The structure of the St. Vincent de Paul Society in San Francisco was changed forever after the Great Earthquake of 1906. That is when Catholic parishes were dispatched by the church to help the society “take up with renewed vigor” its work in “succoring the work of the poor, the sick and the aged.”

Archbishop Patrick W. Riordan presented a new vision for the local St. Vincent de Paul Society 16 months after the earthquake and fire left up to 300,000 people homeless, including many of its own staff and volunteers. An unknown number of children were orphaned.

Archbishop Riordan announced that a support system would be formed by “branching out into all parishes of the church.” A central bureau would coordinate the work of each parish conference.

The parish conference was a pastoral solution to an overwhelming crisis of human need that helped reshape the local society.

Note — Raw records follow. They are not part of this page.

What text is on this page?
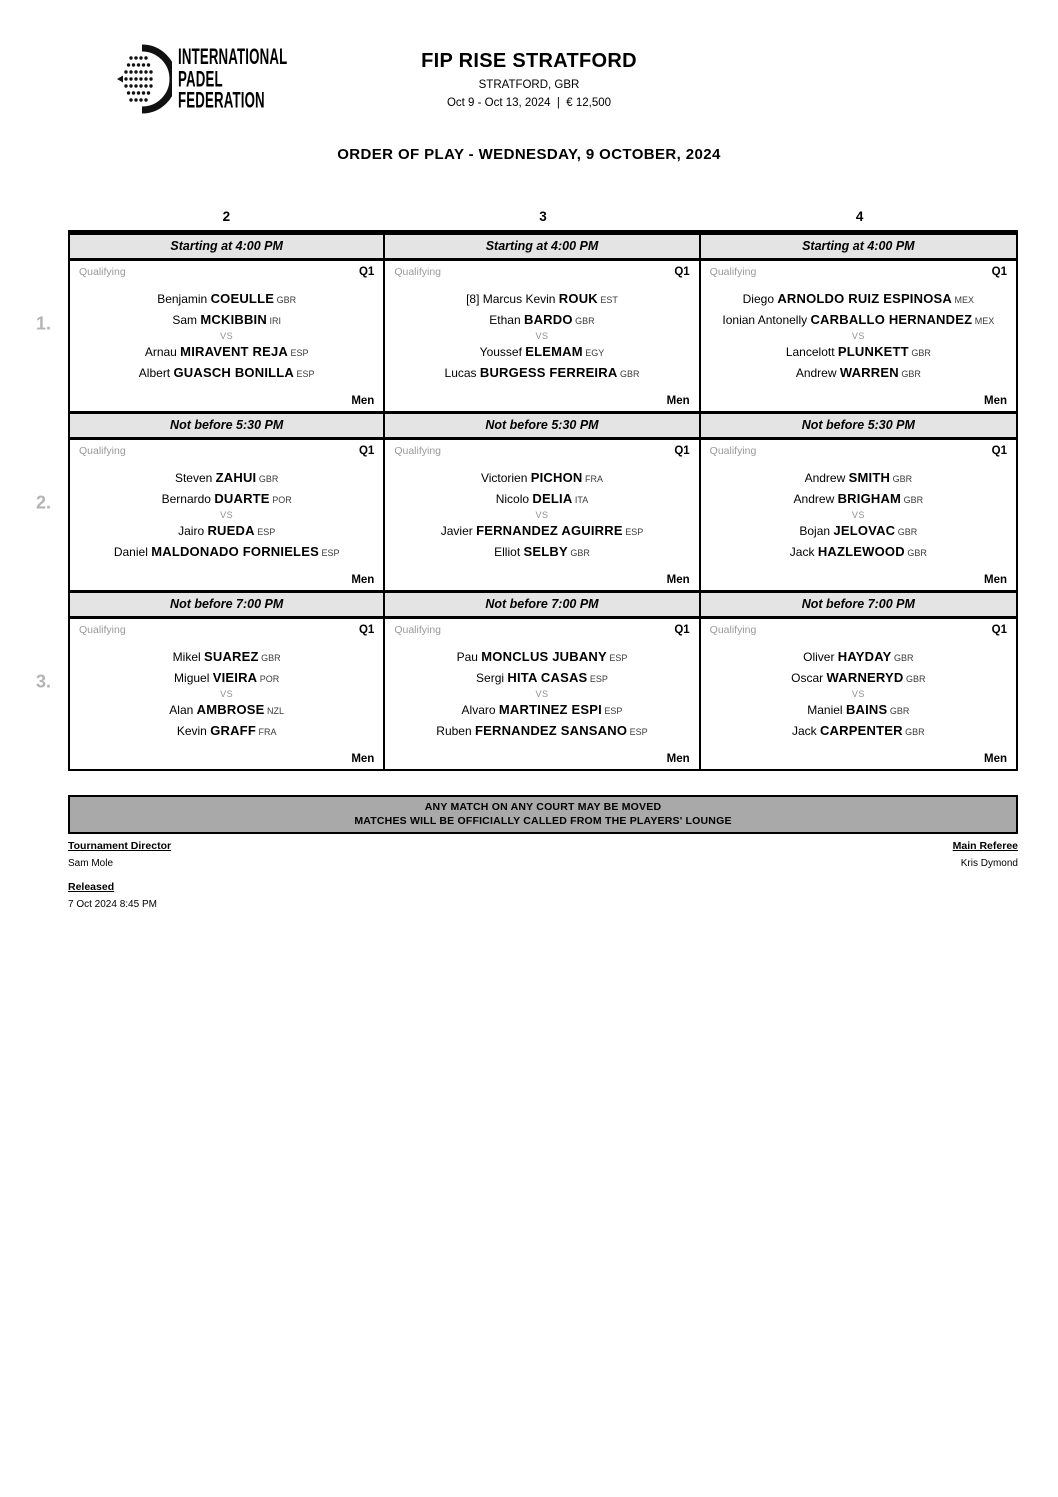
INTERNATIONAL
PADEL
FEDERATION
FIP RISE STRATFORD
STRATFORD, GBR
Oct 9 - Oct 13, 2024 | € 12,500
ORDER OF PLAY - WEDNESDAY, 9 OCTOBER, 2024
2	3	4
Starting at 4:00 PM	Starting at 4:00 PM	Starting at 4:00 PM
1.
Qualifying	Q1
Benjamin COEULLE GBR
Sam MCKIBBIN IRI
VS
Arnau MIRAVENT REJA ESP
Albert GUASCH BONILLA ESP
Men
Qualifying	Q1
[8] Marcus Kevin ROUK EST
Ethan BARDO GBR
VS
Youssef ELEMAM EGY
Lucas BURGESS FERREIRA GBR
Men
Qualifying	Q1
Diego ARNOLDO RUIZ ESPINOSA MEX
Ionian Antonelly CARBALLO HERNANDEZ MEX
VS
Lancelott PLUNKETT GBR
Andrew WARREN GBR
Men
Not before 5:30 PM	Not before 5:30 PM	Not before 5:30 PM
2.
Qualifying	Q1
Steven ZAHUI GBR
Bernardo DUARTE POR
VS
Jairo RUEDA ESP
Daniel MALDONADO FORNIELES ESP
Men
Qualifying	Q1
Victorien PICHON FRA
Nicolo DELIA ITA
VS
Javier FERNANDEZ AGUIRRE ESP
Elliot SELBY GBR
Men
Qualifying	Q1
Andrew SMITH GBR
Andrew BRIGHAM GBR
VS
Bojan JELOVAC GBR
Jack HAZLEWOOD GBR
Men
Not before 7:00 PM	Not before 7:00 PM	Not before 7:00 PM
3.
Qualifying	Q1
Mikel SUAREZ GBR
Miguel VIEIRA POR
VS
Alan AMBROSE NZL
Kevin GRAFF FRA
Men
Qualifying	Q1
Pau MONCLUS JUBANY ESP
Sergi HITA CASAS ESP
VS
Alvaro MARTINEZ ESPI ESP
Ruben FERNANDEZ SANSANO ESP
Men
Qualifying	Q1
Oliver HAYDAY GBR
Oscar WARNERYD GBR
VS
Maniel BAINS GBR
Jack CARPENTER GBR
Men
ANY MATCH ON ANY COURT MAY BE MOVED
MATCHES WILL BE OFFICIALLY CALLED FROM THE PLAYERS' LOUNGE
Tournament Director
Sam Mole
Main Referee
Kris Dymond
Released
7 Oct 2024 8:45 PM
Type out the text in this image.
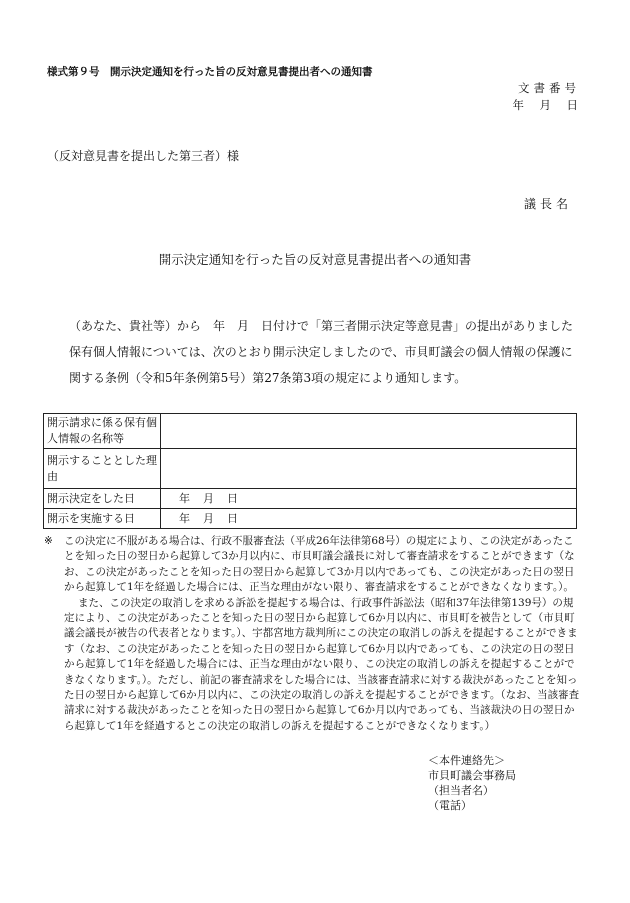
様式第９号　開示決定通知を行った旨の反対意見書提出者への通知書
文書番号
年　月　日
（反対意見書を提出した第三者）様
議長名
開示決定通知を行った旨の反対意見書提出者への通知書
（あなた、貴社等）から　年　月　日付けで「第三者開示決定等意見書」の提出がありました保有個人情報については、次のとおり開示決定しましたので、市貝町議会の個人情報の保護に関する条例（令和5年条例第5号）第27条第3項の規定により通知します。
開示請求に係る保有個人情報の名称等	
開示することとした理由	
開示決定をした日	年　月　日
開示を実施する日	年　月　日
※ この決定に不服がある場合は、行政不服審査法（平成26年法律第68号）の規定により、この決定があったことを知った日の翌日から起算して3か月以内に、市貝町議会議長に対して審査請求をすることができます（なお、この決定があったことを知った日の翌日から起算して3か月以内であっても、この決定があった日の翌日から起算して1年を経過した場合には、正当な理由がない限り、審査請求をすることができなくなります。）。

また、この決定の取消しを求める訴訟を提起する場合は、行政事件訴訟法（昭和37年法律第139号）の規定により、この決定があったことを知った日の翌日から起算して6か月以内に、市貝町を被告として（市貝町議会議長が被告の代表者となります。）、宇都宮地方裁判所にこの決定の取消しの訴えを提起することができます（なお、この決定があったことを知った日の翌日から起算して6か月以内であっても、この決定の日の翌日から起算して1年を経過した場合には、正当な理由がない限り、この決定の取消しの訴えを提起することができなくなります。）。ただし、前記の審査請求をした場合には、当該審査請求に対する裁決があったことを知った日の翌日から起算して6か月以内に、この決定の取消しの訴えを提起することができます。（なお、当該審査請求に対する裁決があったことを知った日の翌日から起算して6か月以内であっても、当該裁決の日の翌日から起算して1年を経過するとこの決定の取消しの訴えを提起することができなくなります。）

＜本件連絡先＞
市貝町議会事務局
（担当者名）
（電話）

San Francisco, San Mateo and Marin

There are three geographically defined districts of the St. Vincent de Paul Society within the Archdiocese of San Francisco: the St. Vincent de Paul Society of San Francisco, founded in 1860; the St. Vincent de Paul Society of San Mateo County, founded in 1931; and the St. Vincent de Paul Society of Marin County, founded in 1946. Each is guided by the same Vincentian purpose but is independently run to serve the unique needs of their populations.

Our Lady of the Pillar Parish in Half Moon Bay is one of 32 parish-based conferences in the St. Vincent de Paul Society of San Mateo County. Over 1,000 Vincentian volunteers serve the diverse county according to its website (svdpsm.org).

Many locals are poor migrant families who work the green fields around the parish, or in the many restaurants and hotels serving tourists. Those impacted by pandemic-related job losses and business closures wait patiently in line for food supplies and other assistance.

“This is how we express our Christian love,” said parishioner Nancy Clarkin, a 20-year volunteer with the parish conference, who works alongside her husband, Tom, in the parish pantry. The refrigerated food pantry operates from the rectory garage. Two more pantries supply food and other necessities at the parish’s mission churches, St. Anthony in Pescadero and Our Lady of the Refuge in La Honda.

Food isn’t the only way the parish conference helps. Len Carlson, a longtime pantry volunteer, remembers a local schoolteacher who lost her job and was living in her car with three young kids.

“We were able to get her a hotel room for a night,” she said, before referring her to the administrative offices in San Mateo for more resources.

The parish takes up a collection every fifth Sunday to fund the pantry and other emergency needs.

“They come here with such joy and eagerness to help the people,” said Father Jose Corral, pastor of Our Lady of the Pillar, of conference volunteers. He sees “great respect, great kindness, great love.”

“You can be housed here and still be poor,” said Meredith Parnell, who works with 11 parish conferences in Marin County as director of volunteer and conference services for the St. Vincent de Paul Society of Marin County. “The conferences do a tremendous amount to keep people housed.”

The working poor are in a precarious situation in a county known for its wealth, said Parnell. Marin has approximately 23,000 individuals living below the federal poverty level and 57,000 people living below the economic “self-sufficiency” standard set by the county.

When a person calls the Marin office seeking aid, Parnell can often refer them to a specific parish conference, such as the one at St. Rita Parish in Fairfax, co-chaired by 82-year-old Jack Hayes.

When COVID-19 hit in 2020, causing widespread job loss or reduced income, Hayes stepped in to help almost 50 families secure more than $85,000 in local and county rental assistance, according to pastor Father Kenneth Weare.

Hayes insists on visiting the homes of families the conference serves so he can just “sit and listen to them.” He said the visits also help him see if families “might have other needs that I can help with.”

“The St. Vincent de Paul Society parish conferences make a tremendous difference in the lives of the people in this county,” said Parnell.